Students concerned about alternative high school program
Updated On: Oct 16 2013 11:03:15 PM MDT
Some students in the Bridger Alternative Program at Bozeman High School tell us classes are growing too large and they're not getting the attention they need.
According to the website, the Bridger Alternative Program curriculum is based on the personal mastery, performance-based model where all students are held to proficiency on rigorous standards and progress through the curriculum at their own pace.
Several years ago, the Bridger Alternative Program moved from the Willson School to the Bozeman High School campus. Since then, some students tell us they've seen an increase in their class sizes.
Gwen Lawhon started at Bozeman High School as a freshman. She tells us it was hard to stay on track -- that is, until she started the Bridger Alternative Program.
"I went to Bridger my sophomore year and boom! I felt so much better being able to talk to the teachers and have one on one time and tell the teachers about any problems I'm having," explains Lawhon.
Yet, she says an influx of students has led some students to feel a little crowded.
"This year, it's like I have to struggle just to find a teacher to help me with even one little thing and they have to go off and help someone else," says Bridger Alternative student Brianna Mulholland.
It's not just the class sizes that have students concerned. They tell us the program has lost its sense of community and worry some students are given the option of leaving school to complete their GED.
"Mr. Ruyle and them told some students that it was the better option for them to drop out and get their GED which defeats the purpose of Bridger," Bridger Alternative student Cornelius "Clay" Tomascheskii tells us.
Tomascheskii says that's because the program is standard based and students work at their own pace, allowing them to oftentimes work more quickly than they could in a traditional classroom.
Students like Lawhon and Mulholland tell us they think of the program as a family, a family that's supposed to support each other.

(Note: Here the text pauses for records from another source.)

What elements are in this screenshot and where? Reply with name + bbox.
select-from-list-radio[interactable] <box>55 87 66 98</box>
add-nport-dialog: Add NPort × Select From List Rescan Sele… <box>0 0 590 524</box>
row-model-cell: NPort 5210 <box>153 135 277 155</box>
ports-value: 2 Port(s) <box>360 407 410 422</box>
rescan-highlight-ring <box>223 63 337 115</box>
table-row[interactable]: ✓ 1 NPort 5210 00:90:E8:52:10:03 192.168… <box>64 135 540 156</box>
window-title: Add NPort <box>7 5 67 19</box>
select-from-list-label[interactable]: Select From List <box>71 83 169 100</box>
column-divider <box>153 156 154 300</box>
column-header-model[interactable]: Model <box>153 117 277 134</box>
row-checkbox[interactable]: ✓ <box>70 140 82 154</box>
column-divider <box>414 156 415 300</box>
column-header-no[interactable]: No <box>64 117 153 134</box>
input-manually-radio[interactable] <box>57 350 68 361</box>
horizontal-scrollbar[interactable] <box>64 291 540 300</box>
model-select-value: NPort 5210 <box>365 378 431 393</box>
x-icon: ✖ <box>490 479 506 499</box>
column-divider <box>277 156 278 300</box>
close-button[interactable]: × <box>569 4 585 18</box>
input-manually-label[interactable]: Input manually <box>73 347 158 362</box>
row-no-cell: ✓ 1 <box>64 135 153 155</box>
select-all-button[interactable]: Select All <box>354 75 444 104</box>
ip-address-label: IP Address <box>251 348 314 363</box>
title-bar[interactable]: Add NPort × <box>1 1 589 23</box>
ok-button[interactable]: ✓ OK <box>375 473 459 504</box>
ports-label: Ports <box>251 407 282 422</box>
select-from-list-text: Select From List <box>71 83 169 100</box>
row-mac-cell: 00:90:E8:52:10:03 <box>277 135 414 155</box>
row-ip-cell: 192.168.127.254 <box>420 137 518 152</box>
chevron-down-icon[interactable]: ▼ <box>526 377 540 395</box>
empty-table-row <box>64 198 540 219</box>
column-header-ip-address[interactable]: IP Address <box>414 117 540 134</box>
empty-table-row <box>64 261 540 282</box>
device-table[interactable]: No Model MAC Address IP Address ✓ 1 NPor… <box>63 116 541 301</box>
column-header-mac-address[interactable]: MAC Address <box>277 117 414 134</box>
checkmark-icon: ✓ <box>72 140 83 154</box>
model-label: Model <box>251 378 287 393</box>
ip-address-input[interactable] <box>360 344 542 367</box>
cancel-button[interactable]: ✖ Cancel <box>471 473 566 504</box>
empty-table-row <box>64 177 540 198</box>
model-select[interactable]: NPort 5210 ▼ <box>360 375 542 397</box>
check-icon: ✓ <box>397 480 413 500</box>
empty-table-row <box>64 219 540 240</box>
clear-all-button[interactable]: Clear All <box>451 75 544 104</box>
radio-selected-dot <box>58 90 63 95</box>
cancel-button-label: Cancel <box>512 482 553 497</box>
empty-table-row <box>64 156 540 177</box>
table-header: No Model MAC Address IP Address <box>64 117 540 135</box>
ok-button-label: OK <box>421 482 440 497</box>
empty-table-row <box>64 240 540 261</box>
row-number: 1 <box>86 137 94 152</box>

"I'm trying really hard to get all my credits done and I'm hoping that I can be a junior next year but, if I am, I don't have enough credits, it just scares me that they're going to tell me the same thing and I don't want them to tell me the same thing...It would crush me," says Mulholland.
We sat down with Bridger Alternative Program Director Mike Ruyle to find out more. He tells us a lot of students are interested in their unique teaching model and want to be a part of the program.
"Do you feel like students are still getting the one-on-one, individual attention that they need?" We asked.
"I think they're definitely getting the attention they need. It might not always be one to one." Ruyle answered.
Ruyle explains in the personal mastery model, students may work in groups of three or four at one time and sometimes work together. Teachers can then move from group to group.
"If it's not purely teacher attention, there's collaboration with their colleagues and with other students," says Ruyle.
Ruyle says they have 140 staff members and those teachers teach throughout the building. He says fiscally, it's not a viable option for the Bridger Alternative Program to have its own teachers and explains the program still has smaller class sizes than Bozeman High School.
When it comes to encouraging students to get their GED, Ruyle tells us if a student is struggling with attendance or other issues, he likes to bring them into his office and discuss all options.
"In terms of encouraging students to take the GED, I will encourage students to take the GED if that's appropriate for them at the time," says Ruyle.
Ruyle explains each student's case is different and tells me no one on the staff encourages students to drop out and take the GED arbitrarily.
We called the Office of Public Instruction to check on the maximum class sizes for an alternative high school program and found it's the same for a high school -- 30 students. Most of the students we spoke to say there are about 20 students in most of their classes.
We also asked them whether getting a GED counted towards high school graduation numbers. They tell us GED technically means a student has dropped out.
Ruyle says it's difficult because those who get a GED are still pursuing their education goals and says he doesn't believe it should be considered a dropout.